Of science itself, the ifs and thens tend to be of a more definitive sort than those in historical, legal, and political discourse, but as such, deviation for the sake superstition and aesthetic is even more problematic. Kansas and creationism, for instance. Christians and contraception. To deviate from the reliable results of science in order to redefine words to suit the aesthetic fancies of political behavior would pretty much defeat the purpose of science.
It wasn't just abortion, but the Pill and IUDs. If we willing to medically redefine conception in order to accommodate them, there is also the question of what it means if we do. Much like it's not just about creationism, but whether we are to concede the unreliability of chemistry and physics.
†
A short form: It's about
empowerment, but they can't tell the difference.

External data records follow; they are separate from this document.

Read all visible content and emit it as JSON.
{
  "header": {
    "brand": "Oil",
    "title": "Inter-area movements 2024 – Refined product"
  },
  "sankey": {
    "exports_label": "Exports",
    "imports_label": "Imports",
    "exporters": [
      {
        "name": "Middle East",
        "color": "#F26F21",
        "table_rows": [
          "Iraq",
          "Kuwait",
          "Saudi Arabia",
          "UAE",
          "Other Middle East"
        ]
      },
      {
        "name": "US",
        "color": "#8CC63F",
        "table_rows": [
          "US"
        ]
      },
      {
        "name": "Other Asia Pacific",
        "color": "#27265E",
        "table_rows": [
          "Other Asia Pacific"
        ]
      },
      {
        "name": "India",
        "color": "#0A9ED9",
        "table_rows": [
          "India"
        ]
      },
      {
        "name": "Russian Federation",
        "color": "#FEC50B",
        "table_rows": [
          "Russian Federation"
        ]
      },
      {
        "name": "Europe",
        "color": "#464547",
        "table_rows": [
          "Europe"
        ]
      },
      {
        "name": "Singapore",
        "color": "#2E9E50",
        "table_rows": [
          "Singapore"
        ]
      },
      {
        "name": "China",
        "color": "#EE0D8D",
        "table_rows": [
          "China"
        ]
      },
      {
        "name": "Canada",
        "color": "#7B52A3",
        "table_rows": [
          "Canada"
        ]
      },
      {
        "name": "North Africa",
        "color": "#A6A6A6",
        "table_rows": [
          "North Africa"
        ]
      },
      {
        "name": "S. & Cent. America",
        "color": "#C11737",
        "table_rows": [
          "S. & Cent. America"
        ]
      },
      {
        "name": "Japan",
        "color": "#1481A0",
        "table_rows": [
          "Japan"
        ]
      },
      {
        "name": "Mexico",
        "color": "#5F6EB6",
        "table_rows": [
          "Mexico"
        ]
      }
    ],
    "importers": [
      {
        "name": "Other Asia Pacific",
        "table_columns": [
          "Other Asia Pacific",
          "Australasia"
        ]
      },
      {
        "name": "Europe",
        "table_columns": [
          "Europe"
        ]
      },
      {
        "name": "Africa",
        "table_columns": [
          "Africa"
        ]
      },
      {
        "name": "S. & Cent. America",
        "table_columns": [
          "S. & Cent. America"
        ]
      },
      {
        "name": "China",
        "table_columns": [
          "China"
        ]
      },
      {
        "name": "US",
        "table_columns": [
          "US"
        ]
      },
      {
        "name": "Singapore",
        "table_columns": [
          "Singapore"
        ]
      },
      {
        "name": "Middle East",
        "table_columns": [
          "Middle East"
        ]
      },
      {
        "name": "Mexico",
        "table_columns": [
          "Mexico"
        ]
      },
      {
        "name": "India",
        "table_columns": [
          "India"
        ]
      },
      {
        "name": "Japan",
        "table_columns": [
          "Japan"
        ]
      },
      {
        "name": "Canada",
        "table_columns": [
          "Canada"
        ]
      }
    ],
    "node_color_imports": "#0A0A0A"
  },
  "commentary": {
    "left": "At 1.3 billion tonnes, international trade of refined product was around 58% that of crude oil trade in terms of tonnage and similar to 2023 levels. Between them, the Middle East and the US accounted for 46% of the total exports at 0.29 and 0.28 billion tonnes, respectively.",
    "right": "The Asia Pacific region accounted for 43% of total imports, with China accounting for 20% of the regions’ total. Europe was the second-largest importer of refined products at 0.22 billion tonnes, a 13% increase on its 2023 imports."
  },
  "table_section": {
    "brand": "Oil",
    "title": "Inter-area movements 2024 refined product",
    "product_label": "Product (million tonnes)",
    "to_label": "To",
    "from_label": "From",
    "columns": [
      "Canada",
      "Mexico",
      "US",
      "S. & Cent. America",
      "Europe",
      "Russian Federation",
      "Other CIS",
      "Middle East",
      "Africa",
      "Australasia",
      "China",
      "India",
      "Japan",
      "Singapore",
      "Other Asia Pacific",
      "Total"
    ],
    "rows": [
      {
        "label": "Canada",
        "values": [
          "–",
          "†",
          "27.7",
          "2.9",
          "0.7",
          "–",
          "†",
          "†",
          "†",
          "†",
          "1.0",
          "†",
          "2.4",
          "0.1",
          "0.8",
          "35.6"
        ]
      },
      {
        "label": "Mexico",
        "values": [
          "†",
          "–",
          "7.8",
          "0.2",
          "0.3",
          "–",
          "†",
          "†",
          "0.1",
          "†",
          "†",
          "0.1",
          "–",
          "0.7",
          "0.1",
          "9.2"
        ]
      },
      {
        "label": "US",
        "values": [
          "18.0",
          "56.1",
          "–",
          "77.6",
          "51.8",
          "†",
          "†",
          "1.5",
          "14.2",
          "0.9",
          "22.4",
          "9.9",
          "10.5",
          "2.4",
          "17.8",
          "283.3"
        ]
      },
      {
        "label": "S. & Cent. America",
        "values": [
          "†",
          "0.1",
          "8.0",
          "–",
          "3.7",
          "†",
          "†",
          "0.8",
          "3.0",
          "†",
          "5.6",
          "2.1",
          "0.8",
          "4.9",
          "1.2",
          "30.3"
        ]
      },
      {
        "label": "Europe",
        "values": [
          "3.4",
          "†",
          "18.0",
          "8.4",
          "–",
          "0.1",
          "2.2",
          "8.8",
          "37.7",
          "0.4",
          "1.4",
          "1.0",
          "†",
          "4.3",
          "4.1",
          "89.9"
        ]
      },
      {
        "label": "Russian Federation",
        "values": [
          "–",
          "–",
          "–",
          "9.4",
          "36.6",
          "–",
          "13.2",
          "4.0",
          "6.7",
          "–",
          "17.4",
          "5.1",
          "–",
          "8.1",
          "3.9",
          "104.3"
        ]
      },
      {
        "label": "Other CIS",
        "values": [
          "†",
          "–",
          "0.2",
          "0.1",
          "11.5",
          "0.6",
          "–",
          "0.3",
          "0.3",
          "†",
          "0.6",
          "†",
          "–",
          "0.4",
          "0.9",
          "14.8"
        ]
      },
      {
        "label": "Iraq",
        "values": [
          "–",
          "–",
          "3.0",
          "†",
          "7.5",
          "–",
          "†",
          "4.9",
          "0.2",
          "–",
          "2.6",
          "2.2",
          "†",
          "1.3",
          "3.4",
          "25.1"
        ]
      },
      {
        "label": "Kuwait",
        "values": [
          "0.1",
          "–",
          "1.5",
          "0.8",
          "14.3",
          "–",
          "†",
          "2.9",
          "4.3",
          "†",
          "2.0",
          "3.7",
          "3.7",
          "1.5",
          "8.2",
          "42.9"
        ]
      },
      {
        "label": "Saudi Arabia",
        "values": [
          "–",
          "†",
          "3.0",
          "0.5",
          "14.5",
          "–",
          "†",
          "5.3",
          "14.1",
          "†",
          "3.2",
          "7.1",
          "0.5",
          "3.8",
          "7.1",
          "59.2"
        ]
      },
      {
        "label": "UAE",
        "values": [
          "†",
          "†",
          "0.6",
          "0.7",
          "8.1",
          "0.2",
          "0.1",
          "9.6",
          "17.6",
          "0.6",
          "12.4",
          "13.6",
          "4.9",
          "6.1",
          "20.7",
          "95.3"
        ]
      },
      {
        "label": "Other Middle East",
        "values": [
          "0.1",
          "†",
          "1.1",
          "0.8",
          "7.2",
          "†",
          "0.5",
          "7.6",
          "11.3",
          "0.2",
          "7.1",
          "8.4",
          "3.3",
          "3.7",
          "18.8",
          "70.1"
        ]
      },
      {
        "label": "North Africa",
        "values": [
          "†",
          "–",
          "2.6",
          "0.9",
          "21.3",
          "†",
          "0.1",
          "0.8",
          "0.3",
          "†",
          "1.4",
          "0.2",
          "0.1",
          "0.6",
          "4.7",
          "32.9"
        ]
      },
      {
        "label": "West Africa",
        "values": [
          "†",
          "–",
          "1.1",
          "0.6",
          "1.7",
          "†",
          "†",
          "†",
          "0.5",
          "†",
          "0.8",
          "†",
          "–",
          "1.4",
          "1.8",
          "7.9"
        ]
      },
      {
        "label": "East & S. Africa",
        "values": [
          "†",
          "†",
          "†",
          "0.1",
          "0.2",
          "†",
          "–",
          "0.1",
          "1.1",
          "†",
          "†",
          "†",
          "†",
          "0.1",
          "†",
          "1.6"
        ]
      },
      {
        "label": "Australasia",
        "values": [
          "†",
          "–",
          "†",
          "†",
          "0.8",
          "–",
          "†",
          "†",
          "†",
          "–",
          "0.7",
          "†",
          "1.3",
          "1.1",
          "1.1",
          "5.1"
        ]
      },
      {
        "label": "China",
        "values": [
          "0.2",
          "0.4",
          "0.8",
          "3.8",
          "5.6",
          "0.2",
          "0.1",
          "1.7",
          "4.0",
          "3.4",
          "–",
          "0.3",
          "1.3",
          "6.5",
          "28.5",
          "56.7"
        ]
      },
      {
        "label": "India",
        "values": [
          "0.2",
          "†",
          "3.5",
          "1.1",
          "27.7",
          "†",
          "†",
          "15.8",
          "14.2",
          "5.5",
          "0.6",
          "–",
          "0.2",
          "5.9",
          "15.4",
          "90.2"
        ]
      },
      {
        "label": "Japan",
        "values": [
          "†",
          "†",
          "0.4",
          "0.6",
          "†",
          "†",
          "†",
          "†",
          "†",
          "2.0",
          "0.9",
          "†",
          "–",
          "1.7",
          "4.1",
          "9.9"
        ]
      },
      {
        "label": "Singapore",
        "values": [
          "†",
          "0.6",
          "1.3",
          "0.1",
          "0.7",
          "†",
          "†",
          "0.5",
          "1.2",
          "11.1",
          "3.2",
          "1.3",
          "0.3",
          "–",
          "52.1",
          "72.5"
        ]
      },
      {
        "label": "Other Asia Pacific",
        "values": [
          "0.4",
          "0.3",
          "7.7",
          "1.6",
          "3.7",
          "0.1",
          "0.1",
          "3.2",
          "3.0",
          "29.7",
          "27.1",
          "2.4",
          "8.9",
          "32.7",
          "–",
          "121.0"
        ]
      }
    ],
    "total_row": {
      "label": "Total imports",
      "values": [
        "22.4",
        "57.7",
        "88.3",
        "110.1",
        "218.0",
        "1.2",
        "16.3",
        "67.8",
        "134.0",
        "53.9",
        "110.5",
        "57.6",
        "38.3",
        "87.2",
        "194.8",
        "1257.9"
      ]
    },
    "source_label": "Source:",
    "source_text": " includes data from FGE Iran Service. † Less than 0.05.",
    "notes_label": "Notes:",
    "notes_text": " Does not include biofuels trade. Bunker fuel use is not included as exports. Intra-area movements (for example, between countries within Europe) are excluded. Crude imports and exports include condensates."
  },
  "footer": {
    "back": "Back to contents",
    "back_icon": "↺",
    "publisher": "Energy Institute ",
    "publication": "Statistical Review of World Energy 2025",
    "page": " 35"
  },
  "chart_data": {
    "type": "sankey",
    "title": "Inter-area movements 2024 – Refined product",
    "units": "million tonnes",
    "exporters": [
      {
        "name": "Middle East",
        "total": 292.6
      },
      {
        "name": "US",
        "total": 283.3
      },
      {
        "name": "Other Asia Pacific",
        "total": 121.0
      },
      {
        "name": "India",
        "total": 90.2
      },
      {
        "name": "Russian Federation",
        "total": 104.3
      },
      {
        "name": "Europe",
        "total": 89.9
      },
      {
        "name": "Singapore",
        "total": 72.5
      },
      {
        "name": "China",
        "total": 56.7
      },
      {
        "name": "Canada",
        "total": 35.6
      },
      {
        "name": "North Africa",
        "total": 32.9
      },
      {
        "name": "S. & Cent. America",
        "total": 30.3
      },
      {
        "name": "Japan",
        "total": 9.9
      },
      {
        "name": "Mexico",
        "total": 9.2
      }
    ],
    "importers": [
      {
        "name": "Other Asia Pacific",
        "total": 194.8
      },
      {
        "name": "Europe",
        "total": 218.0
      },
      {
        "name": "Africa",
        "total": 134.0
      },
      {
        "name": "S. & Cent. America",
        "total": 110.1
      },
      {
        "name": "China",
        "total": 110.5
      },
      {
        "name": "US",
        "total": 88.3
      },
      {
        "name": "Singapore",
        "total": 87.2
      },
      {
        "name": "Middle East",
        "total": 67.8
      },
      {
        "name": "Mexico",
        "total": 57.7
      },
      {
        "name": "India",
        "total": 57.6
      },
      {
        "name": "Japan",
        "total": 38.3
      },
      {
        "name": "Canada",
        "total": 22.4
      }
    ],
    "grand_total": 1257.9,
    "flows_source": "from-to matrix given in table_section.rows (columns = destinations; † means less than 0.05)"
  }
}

Whether the Lord punishes to the fourth and fifth generations, or maybe it's just that cruelty begets cruelty, one of the driving factors is a particular self-orientation:
「[That] is not wrong because it's also what I want.」
It's a basic temptation, and evident. Here are some times when it will wreck lives: Judges, lawyers, police officers, bankers, doctors, pharmacists, company executives, teachers, clergy, psychotherapists, "life coaches", employers.
It's also why the traditional empowerment majority fears minorities so much. That is, sure, it's not precisely pathos versus solipsism, but while the victims of history are supposed to be smart enough to understand that an eye for an eye leaves everybody blind, the reason the cruel cannot countenance the implications of such expectation is that they either cannot or will not recognize the reality that anybody actually could. Kind of like Griffith's
Birth of a Nation juxtaposed with Bradbury's "The Other Foot". They can't imagine the Coloreds, the Women, or the Infidels behaving any differently. If those traditionalists fear such tyranny, it is because that is how they would do it; they project their own ethic onto others, who are already presumed inferior, so the result they foresee can only be terrible, and somehow we've come around to traditionalists demanding the deportation of born Americans for being Christian.
This is as straightforward as it gets: Constraining women for the sake of freedom, for instance, is apparently very, very Christian, but the actual Beatitudes of Christ are excommunicably un-Christian.
†
And when it comes to constraining women, well, it really is that important to some people. People always think that's some sort of sweeping generalization, but it's also a reflection of the core argument. For instance, we take no pleasure in the prospect that our international neighbors might sleep fitfully because of all this, and, sure, yeah, we're very, very sorry about what our fellow Americans are doing, but that doesn't settle the question of what we might say to those people if it happens to be that their American equivalent, that is, people like them, are the reason all this is happening.
i.e., If they ask me to burn a witch, I will refuse,
and so on↗. It is
because we refuse to burn the witches that these people resent, and therefore resist, the
extremely shrill↗ way in which they are being told no, they cannot burn the witches, for the
-nth time.
And for some, just to illustrate, sure, it's one thing if
religious people want to redefine science, but maybe the problem was
religion, because when it comes to redefining science for the sake of feeling good about harming other people, some just don't see it as wrong because it is what they want for themselves.